Winner of the Innovation Award at the 1st World Summit on Leaving No One Behind is Shervin Hashemi from Seoul National University, presenting a project entitled “Resource Circulation Sanitation Showcase to Provide Sustainable Sanitation in Remote Areas”. Developed with Professor Moo Young Han, this project appealed to the judges based on the innovative nature-based solution and supporting access to safe and sustainable water and sanitation for people in remote and water scarce rural areas.

Award winner Shervin Hashemi and Moo Young Han, Johan Gely (SDC) and Amanda Loeffen (Director General WaterLex) at the announcement of the Leaving No One Behind Innovation Award 2019

The Summit was developed to support practical solutions for realising human rights to water and sanitation, highlighting projects that are affordable for local communities, incorporate a human rights-based approach, and can easily be scalable through replication in other areas.

This project met these criteria best out of the finalists, especially since it encourages the use of safe sanitation through ensuring that the waste is recycled as a safe fertiliser, potentially covering costs. It does not require complicated infrastructure and meets WHO guidelines for remote areas.

The project features a system named “Resource Circulation Sanitation (RCS)” developed as an efficient and sustainable solution for remote areas. The process separates liquid and solid toilet waste and combines it with rainwater harvesting and bio seed fed tank-reactors to reduce reaction time for composting to two weeks. The use of nitrifying microorganisms improves fertilising potential, and removes unwanted indicators making it safe to use in agriculture.

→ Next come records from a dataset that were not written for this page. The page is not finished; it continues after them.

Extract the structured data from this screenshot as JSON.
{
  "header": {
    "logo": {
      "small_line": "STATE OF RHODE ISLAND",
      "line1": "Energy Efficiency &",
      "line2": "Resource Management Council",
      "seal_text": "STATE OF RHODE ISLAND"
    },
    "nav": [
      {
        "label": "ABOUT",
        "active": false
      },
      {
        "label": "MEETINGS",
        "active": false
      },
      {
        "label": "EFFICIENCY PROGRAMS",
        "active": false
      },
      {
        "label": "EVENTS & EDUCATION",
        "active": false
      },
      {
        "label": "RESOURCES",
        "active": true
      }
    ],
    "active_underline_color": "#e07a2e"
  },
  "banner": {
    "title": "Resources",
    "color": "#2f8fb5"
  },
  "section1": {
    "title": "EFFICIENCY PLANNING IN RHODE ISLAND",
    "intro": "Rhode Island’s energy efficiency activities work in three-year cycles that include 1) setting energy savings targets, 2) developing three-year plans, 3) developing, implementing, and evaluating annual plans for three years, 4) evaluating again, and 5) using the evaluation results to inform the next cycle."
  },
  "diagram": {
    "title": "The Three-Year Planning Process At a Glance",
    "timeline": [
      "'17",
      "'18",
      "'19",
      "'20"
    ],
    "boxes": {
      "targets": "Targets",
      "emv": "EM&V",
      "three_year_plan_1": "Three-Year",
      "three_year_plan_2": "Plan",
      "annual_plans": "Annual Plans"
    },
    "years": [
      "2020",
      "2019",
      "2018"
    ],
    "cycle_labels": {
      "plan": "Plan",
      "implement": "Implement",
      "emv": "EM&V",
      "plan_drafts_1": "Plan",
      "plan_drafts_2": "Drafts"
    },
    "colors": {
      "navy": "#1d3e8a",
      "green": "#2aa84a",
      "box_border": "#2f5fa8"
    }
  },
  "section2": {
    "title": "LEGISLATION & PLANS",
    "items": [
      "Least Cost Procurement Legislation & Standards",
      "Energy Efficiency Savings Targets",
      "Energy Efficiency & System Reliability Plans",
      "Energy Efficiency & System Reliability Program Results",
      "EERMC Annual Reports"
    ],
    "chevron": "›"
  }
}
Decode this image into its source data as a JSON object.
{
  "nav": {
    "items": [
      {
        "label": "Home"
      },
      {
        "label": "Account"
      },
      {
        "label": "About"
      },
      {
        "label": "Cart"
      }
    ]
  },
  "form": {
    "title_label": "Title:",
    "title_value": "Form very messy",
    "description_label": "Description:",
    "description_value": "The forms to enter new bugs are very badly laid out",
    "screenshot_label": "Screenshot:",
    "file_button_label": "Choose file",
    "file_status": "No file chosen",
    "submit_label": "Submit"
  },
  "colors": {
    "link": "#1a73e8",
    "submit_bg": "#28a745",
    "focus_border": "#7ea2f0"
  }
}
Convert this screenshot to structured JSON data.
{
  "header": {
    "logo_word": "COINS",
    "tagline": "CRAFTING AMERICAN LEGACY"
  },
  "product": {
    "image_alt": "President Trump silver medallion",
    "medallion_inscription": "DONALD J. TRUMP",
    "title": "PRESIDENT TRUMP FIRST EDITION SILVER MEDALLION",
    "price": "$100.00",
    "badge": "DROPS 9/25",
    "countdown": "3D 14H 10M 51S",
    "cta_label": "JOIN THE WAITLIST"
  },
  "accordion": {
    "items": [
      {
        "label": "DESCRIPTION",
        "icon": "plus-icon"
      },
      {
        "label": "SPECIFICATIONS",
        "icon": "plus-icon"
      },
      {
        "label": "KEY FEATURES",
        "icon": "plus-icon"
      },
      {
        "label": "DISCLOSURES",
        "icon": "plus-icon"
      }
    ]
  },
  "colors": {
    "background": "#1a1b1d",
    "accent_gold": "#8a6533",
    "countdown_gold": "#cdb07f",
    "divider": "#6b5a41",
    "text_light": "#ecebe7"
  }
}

Already pilot-tested in Seoul in a suburban area to offer public hygiene services, the next phase will use the funding from the Innovation Award, together with matching funds from Seoul University to set up a more strenuous test in an agricultural area of Vietnam using local labour and materials. A sanitation committee will be set up to include participation of the local community, and to encourage local ownership and testing of issues such as odour. The public and cultural acceptance of the system will be monitored. During the one-year programme, the economic benefits will also be measured to estimate the agricultural productivity benefits and quality of the final products.

 

 

The project will be run under the Sustainable Water Management Centre (SWMC) at Seoul National University. The SWMC was opened 2015 with the vision of finding solutions toward SDG6 and promoting new water paradigms based on science-based research and practice-oriented case studies. Their mission is to find solutions for global water and sanitation challenges using traditional nature-based solutions supported by advanced technologies and sciences. Shervin Hashemi is currently a post-doctoral fellow at Seoul National University, where Moo Young Han is a professor at the Department of Civil and Environmental Engineering and the director of the SNU Sustainable Water Management Centre.